Pakistan has lifted a travel ban on its former ambassador to the United States who had been under investigation for his connection to a controversial memo urging U.S. help in reining in the military.
Husain Haqqani, who resigned his diplomatic post, said Monday he intends to travel to the U.S. to join his family there after meeting with leaders of the country's ruling Pakistan People's Party.
A Supreme Court commission had barred the former ambassador from leaving Pakistan while it probed the origins of a memo sent to Washington calling for U.S. help in preventing a military coup in Pakistan. The scandal, which is known as “memogate,” heightened tensions between Pakistan's government and military.
Haqqani told the commission earlier this month he had “no role in creating, drafting and/or delivering” the memo to Admiral Mike Mullen, the top U.S. military official at the time.
In October, Pakistani-American businessman Mansoor Ijaz wrote a column in The Financial Times accusing Haqqani of writing the memo. The request was reportedly sent to Mullen last May, following the U.S. raid that killed Osama bin Laden in the garrison Pakistani town of Abbottabad.

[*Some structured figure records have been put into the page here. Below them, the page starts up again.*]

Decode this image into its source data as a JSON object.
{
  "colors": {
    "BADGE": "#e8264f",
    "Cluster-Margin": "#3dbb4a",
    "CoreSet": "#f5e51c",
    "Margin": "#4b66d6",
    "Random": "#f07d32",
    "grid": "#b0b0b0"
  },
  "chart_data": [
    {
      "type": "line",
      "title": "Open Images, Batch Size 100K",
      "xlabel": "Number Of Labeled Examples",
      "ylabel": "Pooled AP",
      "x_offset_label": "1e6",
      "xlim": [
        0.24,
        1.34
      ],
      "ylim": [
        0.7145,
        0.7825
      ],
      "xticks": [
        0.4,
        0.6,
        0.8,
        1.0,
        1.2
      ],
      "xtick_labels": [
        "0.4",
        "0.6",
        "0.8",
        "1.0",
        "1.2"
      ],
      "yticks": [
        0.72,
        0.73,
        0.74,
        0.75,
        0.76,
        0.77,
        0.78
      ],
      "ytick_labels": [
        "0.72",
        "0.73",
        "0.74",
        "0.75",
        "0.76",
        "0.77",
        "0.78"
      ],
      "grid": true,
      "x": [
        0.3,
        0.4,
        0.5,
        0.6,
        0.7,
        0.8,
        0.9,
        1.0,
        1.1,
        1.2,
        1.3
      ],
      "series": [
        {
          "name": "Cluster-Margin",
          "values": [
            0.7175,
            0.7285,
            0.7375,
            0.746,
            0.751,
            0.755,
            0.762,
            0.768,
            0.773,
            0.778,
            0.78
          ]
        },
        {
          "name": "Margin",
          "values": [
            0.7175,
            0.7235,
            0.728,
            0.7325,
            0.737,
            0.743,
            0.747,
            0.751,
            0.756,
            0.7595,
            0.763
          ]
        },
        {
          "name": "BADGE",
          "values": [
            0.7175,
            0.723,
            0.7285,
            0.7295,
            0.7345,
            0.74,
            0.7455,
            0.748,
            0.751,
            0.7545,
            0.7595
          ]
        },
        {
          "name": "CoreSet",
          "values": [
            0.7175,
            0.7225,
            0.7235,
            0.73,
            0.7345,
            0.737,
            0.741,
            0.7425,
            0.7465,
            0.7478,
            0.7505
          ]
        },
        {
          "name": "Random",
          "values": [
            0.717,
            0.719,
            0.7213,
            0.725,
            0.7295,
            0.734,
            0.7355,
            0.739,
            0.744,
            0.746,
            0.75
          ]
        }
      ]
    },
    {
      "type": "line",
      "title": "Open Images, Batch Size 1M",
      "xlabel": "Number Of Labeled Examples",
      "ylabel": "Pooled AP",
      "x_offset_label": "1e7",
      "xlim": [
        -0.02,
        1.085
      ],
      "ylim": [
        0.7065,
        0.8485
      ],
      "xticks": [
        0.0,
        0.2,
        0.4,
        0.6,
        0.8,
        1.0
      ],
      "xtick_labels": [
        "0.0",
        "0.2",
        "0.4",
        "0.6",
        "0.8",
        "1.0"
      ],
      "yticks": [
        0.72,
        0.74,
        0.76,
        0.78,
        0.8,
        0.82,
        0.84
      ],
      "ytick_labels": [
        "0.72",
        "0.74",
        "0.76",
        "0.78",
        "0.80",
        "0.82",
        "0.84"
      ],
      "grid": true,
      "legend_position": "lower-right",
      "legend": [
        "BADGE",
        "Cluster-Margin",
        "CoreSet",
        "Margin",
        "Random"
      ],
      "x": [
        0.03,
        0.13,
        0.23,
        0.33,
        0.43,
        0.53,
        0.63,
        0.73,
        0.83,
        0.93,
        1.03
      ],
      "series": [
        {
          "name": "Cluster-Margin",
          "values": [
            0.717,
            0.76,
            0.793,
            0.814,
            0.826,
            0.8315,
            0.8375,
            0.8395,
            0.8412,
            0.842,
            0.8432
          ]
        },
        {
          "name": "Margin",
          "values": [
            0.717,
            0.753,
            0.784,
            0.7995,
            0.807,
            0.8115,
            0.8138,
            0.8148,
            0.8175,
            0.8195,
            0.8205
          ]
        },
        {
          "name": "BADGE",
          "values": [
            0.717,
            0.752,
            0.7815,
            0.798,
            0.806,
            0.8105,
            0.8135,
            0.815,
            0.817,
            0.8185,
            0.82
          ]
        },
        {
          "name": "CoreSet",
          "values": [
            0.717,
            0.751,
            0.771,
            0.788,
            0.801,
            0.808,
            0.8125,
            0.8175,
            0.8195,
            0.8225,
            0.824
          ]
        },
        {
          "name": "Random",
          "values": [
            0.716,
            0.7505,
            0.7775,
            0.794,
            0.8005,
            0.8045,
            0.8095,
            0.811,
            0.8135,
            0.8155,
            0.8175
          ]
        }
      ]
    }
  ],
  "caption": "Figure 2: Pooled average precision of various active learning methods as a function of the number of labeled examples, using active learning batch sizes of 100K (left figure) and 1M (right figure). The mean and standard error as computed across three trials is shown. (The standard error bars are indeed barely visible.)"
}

Ijaz has refused to travel to Pakistan to testify before the commission because he says he thinks he will be detained. His lawyer says Ijaz is willing to record his testimony elsewhere and submit it to the commission investigating the scandal.
The Supreme Court on Monday also extended by two months the deadline for its commission to complete the probe into the memo. Haqqani has been required to return to Pakistan on four-day notice if demanded by the commission.